Readers letters
1. I have recently received a copy of the IMechE's position statement on Direct Air Capture (DAV) of CO2. I must say that I am surprised that, in an effort to spearhead innovation, the Institution appears to have left behind some of the principles that those of us working in the field take for granted. I would therefore welcome the opportunity to acquaint your readership of these principles which may assist them in their understanding and aid them in any debate that they might have with better-informed colleagues.
Direct Air Capture may have a role to play eventually in countering emissions from some decentralised sources of CO2 such as from buildings and vehicles (ships, planes) that prove expensive to reduce by other means, but there is other relatively “low hanging fruit” to be picked before addressing these sources. Examples of this:
- energy constraint (do we need to use it in the first place?)
- energy efficiency (using less of it to do the same job)
- use of lower CO2 energy sources (e.g. Power stations, wind and wave)
- CO2 capture from large point source emitters (e.g. Power stations, steelworks, refineries) and storage
Until capture from these sources has been implemented on a global scale, DAC is never going to be cost-effective alternative.
2. High CO2-emitting energy sources are not viable options for providing the power for DAC systems because their CO2 emissions may well exceed the CO2 captured. Compressing CO2 to conditions suitable for long-term geological storage is an energy-intensive process: the sensible place to start is with CO2 at pressure, then CO2 at atmospheric pressure and lastly that under vacuum conditions, because compressor power increases exponentially with the pressure differential.
3. The storage part of CO2 capture and storage (CCS) would have to be both inexpensive and feasible at a grand scale for any additional CO2 captured by DAC to be economically viable. The current mechanisms to incentivise this are inadequate by several orders of magnitude.

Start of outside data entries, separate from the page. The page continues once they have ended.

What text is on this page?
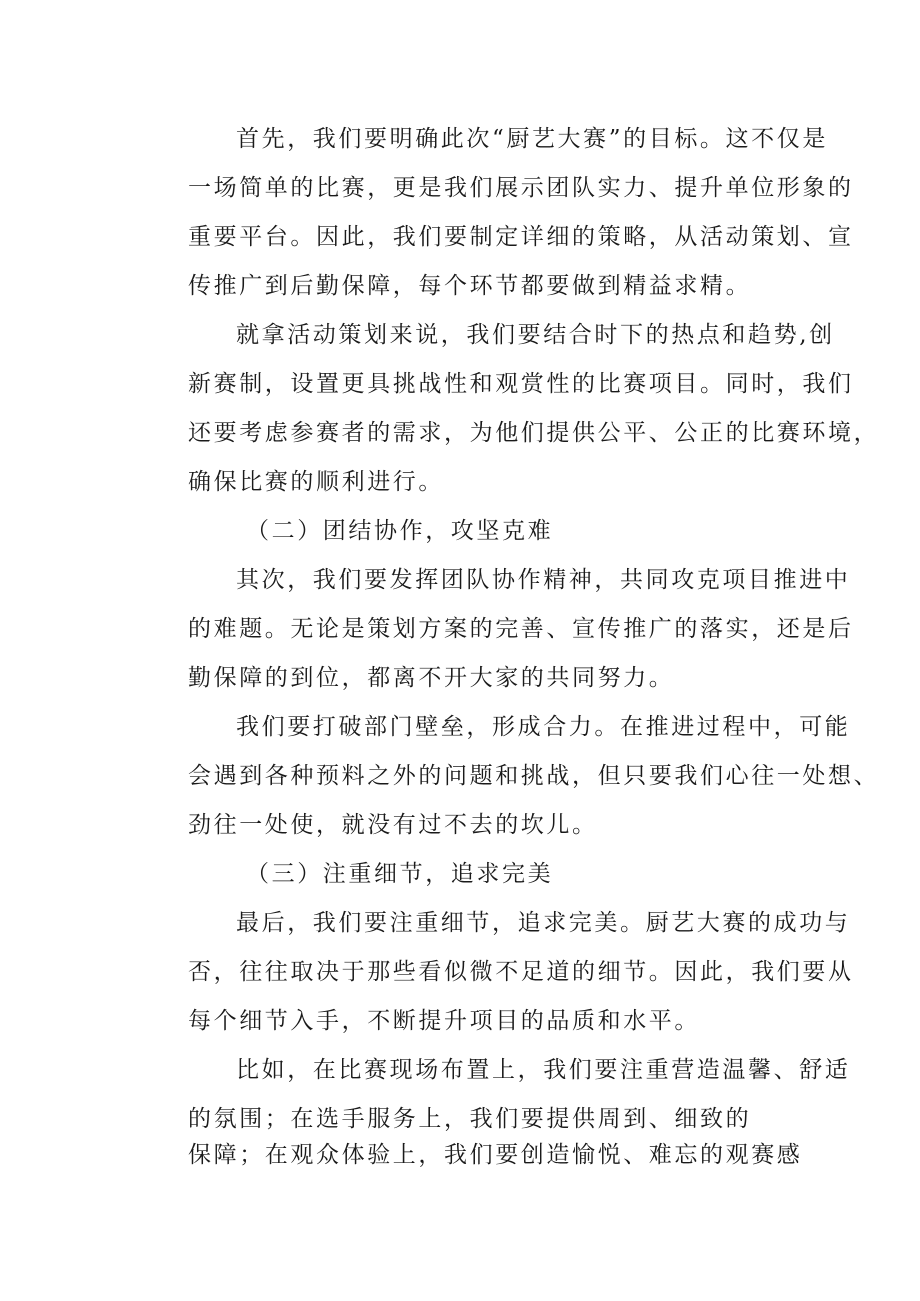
首先，我们要明确此次“厨艺大赛”的目标。这不仅是
一场简单的比赛，更是我们展示团队实力、提升单位形象的
重要平台。因此，我们要制定详细的策略，从活动策划、宣
传推广到后勤保障，每个环节都要做到精益求精。
就拿活动策划来说，我们要结合时下的热点和趋势,创
新赛制，设置更具挑战性和观赏性的比赛项目。同时，我们
还要考虑参赛者的需求，为他们提供公平、公正的比赛环境，
确保比赛的顺利进行。
（二）团结协作，攻坚克难
其次，我们要发挥团队协作精神，共同攻克项目推进中
的难题。无论是策划方案的完善、宣传推广的落实，还是后
勤保障的到位，都离不开大家的共同努力。
我们要打破部门壁垒，形成合力。在推进过程中，可能
会遇到各种预料之外的问题和挑战，但只要我们心往一处想、
劲往一处使，就没有过不去的坎儿。
（三）注重细节，追求完美
最后，我们要注重细节，追求完美。厨艺大赛的成功与
否，往往取决于那些看似微不足道的细节。因此，我们要从
每个细节入手，不断提升项目的品质和水平。
比如，在比赛现场布置上，我们要注重营造温馨、舒适
的氛围；在选手服务上，我们要提供周到、细致的
保障；在观众体验上，我们要创造愉悦、难忘的观赛感
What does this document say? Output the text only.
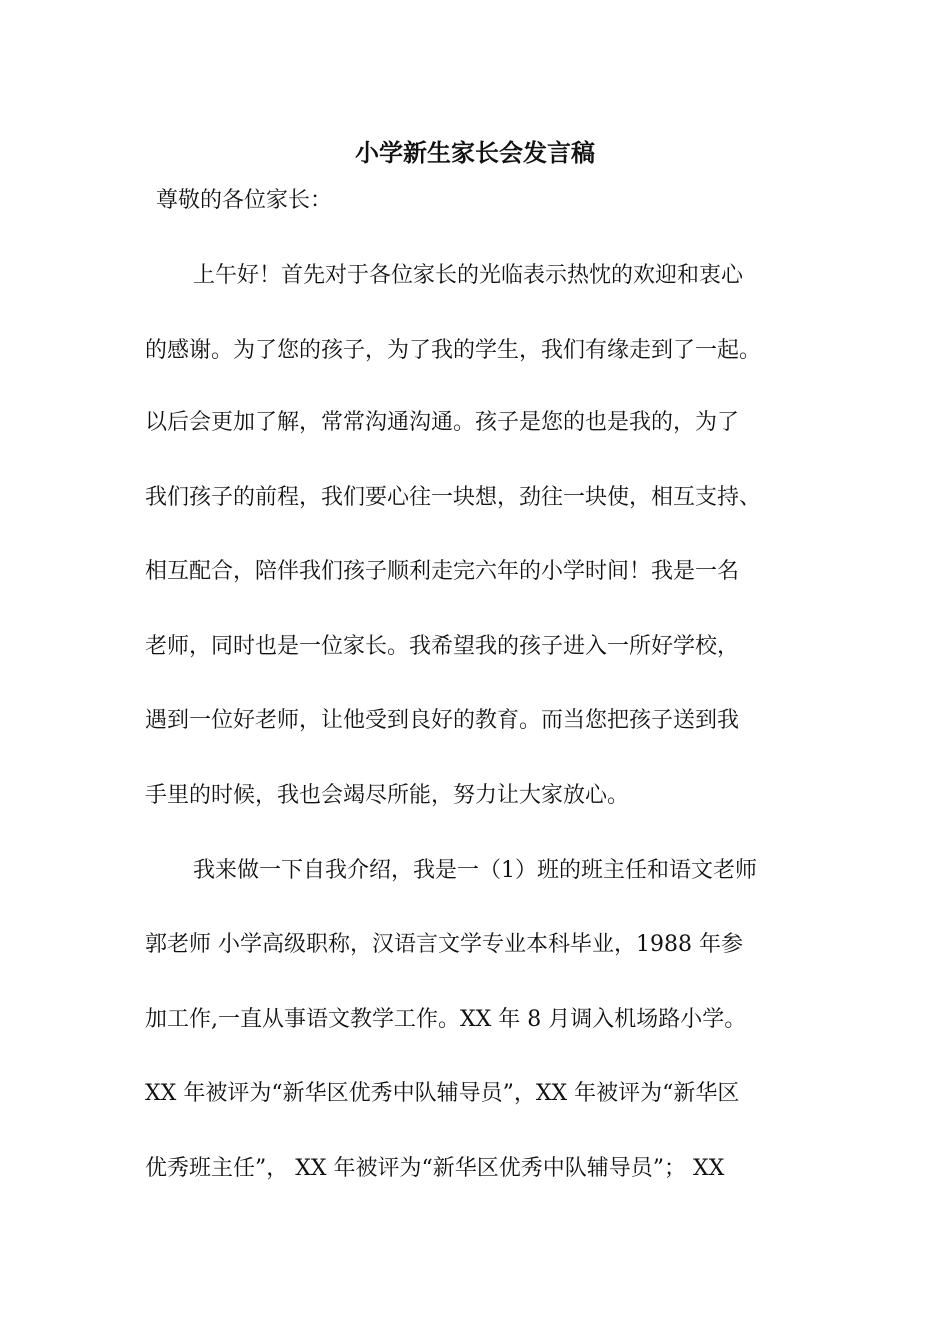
小学新生家长会发言稿
尊敬的各位家长：
上午好！首先对于各位家长的光临表示热忱的欢迎和衷心
的感谢。为了您的孩子，为了我的学生，我们有缘走到了一起。
以后会更加了解，常常沟通沟通。孩子是您的也是我的，为了
我们孩子的前程，我们要心往一块想，劲往一块使，相互支持、
相互配合，陪伴我们孩子顺利走完六年的小学时间！我是一名
老师，同时也是一位家长。我希望我的孩子进入一所好学校，
遇到一位好老师，让他受到良好的教育。而当您把孩子送到我
手里的时候，我也会竭尽所能，努力让大家放心。
我来做一下自我介绍，我是一（1）班的班主任和语文老师
郭老师 小学高级职称，汉语言文学专业本科毕业，1988 年参
加工作,一直从事语文教学工作。XX 年 8 月调入机场路小学。
XX 年被评为“新华区优秀中队辅导员”，XX 年被评为“新华区
优秀班主任”， XX 年被评为“新华区优秀中队辅导员”； XX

4. Economic models of global CO2 emissions stretching over very long periods of time, particularly those that feature “overshoot trajectories” and rely on DAC should be viewed with extreme caution, given the large uncertainties associated with technology roll-out and global uptake.
I would conclude that DAC is not currently an economically viable approach to mitigating climate change. At best DAC is a dream, and at worst it is a distraction of funds and engineering effort from more promising technologies. With a consequential delay in their implementation.